Avec un soin scrupuleux, mon ami enfonça dans la terre une cheville, à l’endroit précis où le scarabée était tombé, et tira de sa poche un ruban à mesurer. Il l’attacha par un bout à l’endroit du tronc de l’arbre qui était le plus près de la cheville, le déroula jusqu’à la cheville et continua ainsi à le dérouler dans la direction donnée par ces deux points, – la cheville et le tronc, – jusqu’à la distance de cinquante pieds. Pendant ce temps, Jupiter nettoyait les ronces avec la faux. Au point ainsi trouvé, il enfonça une seconde cheville, qu’il prit comme centre, et autour duquel il décrivit grossièrement un cercle de quatre pieds de diamètre environ.

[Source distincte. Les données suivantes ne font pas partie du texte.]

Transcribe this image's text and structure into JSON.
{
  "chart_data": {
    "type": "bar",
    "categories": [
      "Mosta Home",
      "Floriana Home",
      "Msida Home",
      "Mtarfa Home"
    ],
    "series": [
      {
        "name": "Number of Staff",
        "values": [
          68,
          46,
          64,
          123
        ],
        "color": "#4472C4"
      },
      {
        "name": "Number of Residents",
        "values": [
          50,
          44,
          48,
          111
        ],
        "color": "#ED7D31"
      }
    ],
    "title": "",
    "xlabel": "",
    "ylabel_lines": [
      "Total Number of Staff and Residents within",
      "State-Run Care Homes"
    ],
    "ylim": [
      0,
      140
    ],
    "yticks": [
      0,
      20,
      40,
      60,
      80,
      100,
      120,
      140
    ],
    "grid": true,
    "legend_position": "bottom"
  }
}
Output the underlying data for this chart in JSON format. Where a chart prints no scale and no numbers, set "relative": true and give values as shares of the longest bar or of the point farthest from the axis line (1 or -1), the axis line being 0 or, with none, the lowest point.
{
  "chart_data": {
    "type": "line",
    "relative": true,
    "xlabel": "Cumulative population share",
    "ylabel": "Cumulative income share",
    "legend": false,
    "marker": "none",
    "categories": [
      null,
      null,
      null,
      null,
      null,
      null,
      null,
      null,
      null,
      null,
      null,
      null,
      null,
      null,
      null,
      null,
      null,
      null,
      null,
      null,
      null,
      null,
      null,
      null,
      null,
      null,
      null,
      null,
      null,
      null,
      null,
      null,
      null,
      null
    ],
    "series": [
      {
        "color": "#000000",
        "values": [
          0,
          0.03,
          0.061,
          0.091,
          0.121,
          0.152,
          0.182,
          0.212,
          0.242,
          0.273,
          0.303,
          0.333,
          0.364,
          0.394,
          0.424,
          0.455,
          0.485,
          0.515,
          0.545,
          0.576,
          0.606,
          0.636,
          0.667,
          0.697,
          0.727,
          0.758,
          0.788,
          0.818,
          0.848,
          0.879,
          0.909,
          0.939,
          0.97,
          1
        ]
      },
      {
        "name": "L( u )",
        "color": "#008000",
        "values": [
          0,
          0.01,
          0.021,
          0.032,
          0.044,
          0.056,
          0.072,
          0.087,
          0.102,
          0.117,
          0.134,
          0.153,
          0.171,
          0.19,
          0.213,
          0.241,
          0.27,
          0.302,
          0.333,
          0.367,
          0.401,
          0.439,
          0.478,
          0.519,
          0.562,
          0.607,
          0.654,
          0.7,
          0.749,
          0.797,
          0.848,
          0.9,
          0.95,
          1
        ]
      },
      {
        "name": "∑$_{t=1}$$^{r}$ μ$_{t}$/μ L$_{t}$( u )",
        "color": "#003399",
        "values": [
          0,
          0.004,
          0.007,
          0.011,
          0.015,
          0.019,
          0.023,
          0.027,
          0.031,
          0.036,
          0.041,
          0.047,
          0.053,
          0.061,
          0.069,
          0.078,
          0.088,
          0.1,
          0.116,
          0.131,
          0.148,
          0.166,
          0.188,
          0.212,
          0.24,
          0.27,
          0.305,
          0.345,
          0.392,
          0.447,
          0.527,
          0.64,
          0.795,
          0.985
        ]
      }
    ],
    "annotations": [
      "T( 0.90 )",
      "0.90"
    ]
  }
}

Il s’empara alors d’une bêche, en donna une à Jupiter, une à moi, et nous pria de creuser aussi vivement que possible.
Pour parler franchement, je n’avais jamais eu beaucoup de goût pour un pareil amusement, et, dans le cas présent, je m’en serais bien volontiers passé ; car la nuit s’avançait, et je me sentais passablement fatigué de l’exercice que j’avais déjà pris ; mais je ne voyais aucun moyen de m’y soustraire, et je tremblais de troubler par un refus la prodigieuse sérénité de mon pauvre ami. Si j’avais pu compter sur l’aide de Jupiter, je n’aurais pas hésité à ramener par la force notre fou chez lui ; mais je connaissais trop bien le caractère du vieux nègre pour espérer son assistance, dans le cas d’une lutte personnelle avec son maître et dans n’importe quelle circonstance. Je ne doutais pas que Legrand n’eût le cerveau infecté de quelqu’une des innombrables superstitions du Sud relatives aux trésors enfouis, et que cette imagination n’eût été confirmée par la trouvaille du scarabée, ou peut-être même par l’obstination de Jupiter à soutenir que c’était un scarabée d’or véritable. Un esprit tourné à la folie pouvait bien se laisser entraîner par de pareilles suggestions, surtout quand elles s’accordaient avec ses idées favorites préconçues ; puis je me rappelais le discours du pauvre garçon relativement au scarabée, indice de sa fortune. Par-dessus tout, j’étais cruellement tourmenté et embarrassé ; mais enfin je résolus de faire contre mauvaise fortune bon cœur et bêcher de bonne volonté, pour convaincre mon visionnaire le plus tôt possible, par une démonstration oculaire, de l’inanité de ses rêveries.
Nous allumâmes les lanternes, et nous attaquâmes notre besogne avec un ensemble et un zèle dignes d’une cause plus rationnelle ; et, comme la lumière tombait sur nos personnes et nos outils, je ne pus m’empêcher de songer que nous composions un groupe vraiment pittoresque, et que, si quelque intimes était tombé par hasard au milieu de nous, nous lui serions apparus comme faisant une besogne bien étrange et bien suspecte.
Nous creusâmes ferme deux heures durant. Nous parlions peu. Notre principal embarras était causé par les aboiements du chien, qui prenait un intérêt excessif à nos travaux. À la longue, il devint tellement turbulent, que nous craignîmes qu’il ne donnât l’alarme à quelques rôdeurs du voisinage, – ou, plutôt, c’était la grande appréhension de Legrand, – car, pour mon compte, je me serais réjoui de toute interruption qui m’aurait permis de ramener mon vagabond à la maison.